# Yugoslavian home-grown air superiority fighter



## Aggie08 (Dec 6, 2007)

Novi Avion - Wikipedia, the free encyclopedia

Novi Avion

The Novi Avion is a 4th-generation, supersonic multirole fighter jet of cropped delta-canard platform, which was designed by Yugoslavia but cancelled just before production began.

Development
The project was started in the mid-1980s in order to make Yugoslavia fully self-sufficient in the manufacture of military equipment, and air superiority fighter jets were the only thing that Yugoslavia still had to import, having obtained the capability to build all other military equipment (tanks, light attack jets, submarines, etc) by the 1980s. When Yugoslavia disintegrated in 1991, the project was cancelled, since the break-up of the country made the financial resources necessary to start production of the plane unavailable. The design was approximately one year from completion at the time of cancellation, and design of some production facilities and prototypes of some parts such as the cockpit had already been built. Had it not been cancelled, it would have had its first flight in 1992, and entered service some time in the mid or late 1990s. The work was undertaken by the Vazduhoplovno Tehnicki Institut (VTI) ("Aeronautical Technical Institute") of Belgrade, Yugoslavia's main military-technical institute.

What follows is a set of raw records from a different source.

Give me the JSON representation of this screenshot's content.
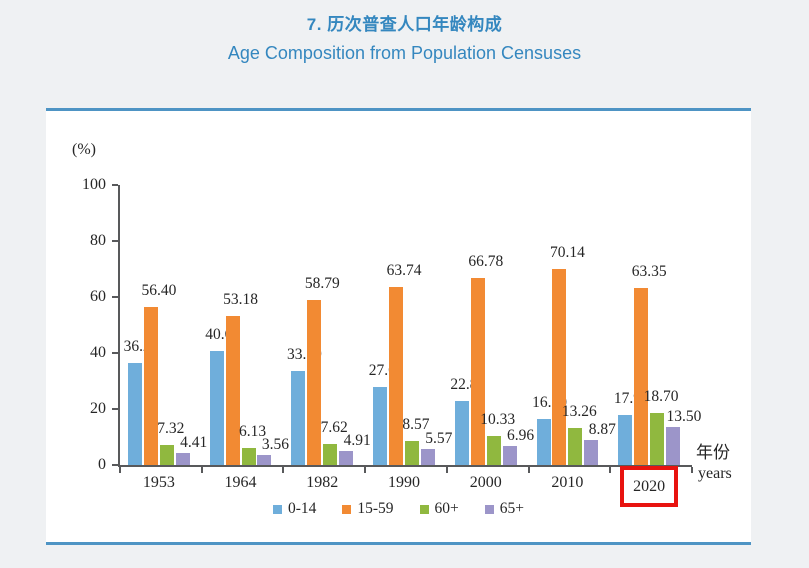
{
  "page": {
    "title_zh": "7. 历次普查人口年龄构成",
    "title_en": "Age Composition from Population Censuses"
  },
  "chart_data": {
    "type": "bar",
    "title_zh": "7. 历次普查人口年龄构成",
    "title_en": "Age Composition from Population Censuses",
    "unit_label": "(%)",
    "xaxis_label_zh": "年份",
    "xaxis_label_en": "years",
    "categories": [
      "1953",
      "1964",
      "1982",
      "1990",
      "2000",
      "2010",
      "2020"
    ],
    "highlighted_category": "2020",
    "ylim": [
      0,
      100
    ],
    "yticks": [
      0,
      20,
      40,
      60,
      80,
      100
    ],
    "grid": false,
    "legend_position": "bottom",
    "value_labels": true,
    "value_decimals": 2,
    "series": [
      {
        "name": "0-14",
        "color": "#6FAEDB",
        "values": [
          36.28,
          40.69,
          33.59,
          27.69,
          22.89,
          16.6,
          17.95
        ]
      },
      {
        "name": "15-59",
        "color": "#F28A33",
        "values": [
          56.4,
          53.18,
          58.79,
          63.74,
          66.78,
          70.14,
          63.35
        ]
      },
      {
        "name": "60+",
        "color": "#90B83F",
        "values": [
          7.32,
          6.13,
          7.62,
          8.57,
          10.33,
          13.26,
          18.7
        ]
      },
      {
        "name": "65+",
        "color": "#9C95C9",
        "values": [
          4.41,
          3.56,
          4.91,
          5.57,
          6.96,
          8.87,
          13.5
        ]
      }
    ]
  },
  "colors": {
    "page_bg": "#EFF1F3",
    "title": "#3487BF",
    "card_bg": "#FFFFFF",
    "card_border": "#4E94C4",
    "axis": "#58595B",
    "text": "#262626",
    "highlight_box": "#E8130F"
  }
}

Yugoslavia expected to build approximately 150 of these planes to replace its MiG-21s and J-21 Jastrebs, and a sale of several hundred Novi Avions on the world market was also expected. The term Novi Avion, which was used to describe the project, means "new aircraft" in Serbo-Croatian, although the aircraft would have received a proper designation upon entering service.

Design
The Novi Avion most closely resembled the French Rafale, although it was smaller and had only one engine. It was designed to fill many roles, including air superiority, interception, reconnaissance, ground attack, and anti-ship attack. Maximum speed was just under Mach 2. Super-maneuverability at both supersonic and subsonic speeds was a priority, and a major portion of the airframe was to be composed of composites. The design was to incorporate a number of features to lower its radar cross section, although it would not have been a true stealth aircraft. The aircraft was to carry an advanced ECM/ECCM suite. It was an all-Yugoslav design, not based on any foreign plane, although France was providing some assistance with the design of the most complex parts that Yugoslavia had no experience with, such as a multipurpose radar. The engine was to be the French Snecma M88, the same engine used in the Rafale. Most of the weapons it would have carried would probably have been either French weapons, or built with French assistance.

Specifications
General characteristics
Crew: 1 
Length: 13.75 m () 
Wingspan: 8.00 m () 
Height: 4.87 m () 
Wing area: 30 m² () 
Empty weight: 6247 kg () 
Loaded weight: 446.67 kg/m² () 
Max takeoff weight: 13,400 kg () 
Powerplant: 1× Snecma M88 turbofan 
Performance
Maximum speed: Mach 1.85 
Range: 3765 km () 
Service ceiling: 15,000 m () 
Rate of climb: 15,000 m/min () 
Armament
1x 30 mm 
11 hardpoints, including 2 for wingtip infrared air-air missiles. 
Avionics
nose-mounted radar. 
digital flight control system 
multi-function nav/attack system 
secure communications 
advanced cockpit displays 

References
Aerosvet Magazine 
Janes All the World's Aircraft


----------



## Bf109_g (Dec 7, 2007)

What would have happened if they'd gone up against American jet fighters Aggie?


----------



## Aggie08 (Dec 7, 2007)

It seems very similar to the Rafale, and they said themselves it would have French weapons and so I assume they received design cues as well. The Rafale is a fine fighter so anything spawned as on offshoot must have some muscle, but I can only assume American fighters would not have any problems with it.


----------



## Milos Sijacki (Dec 14, 2007)

Thanks for posting that. Wish it had flown.


----------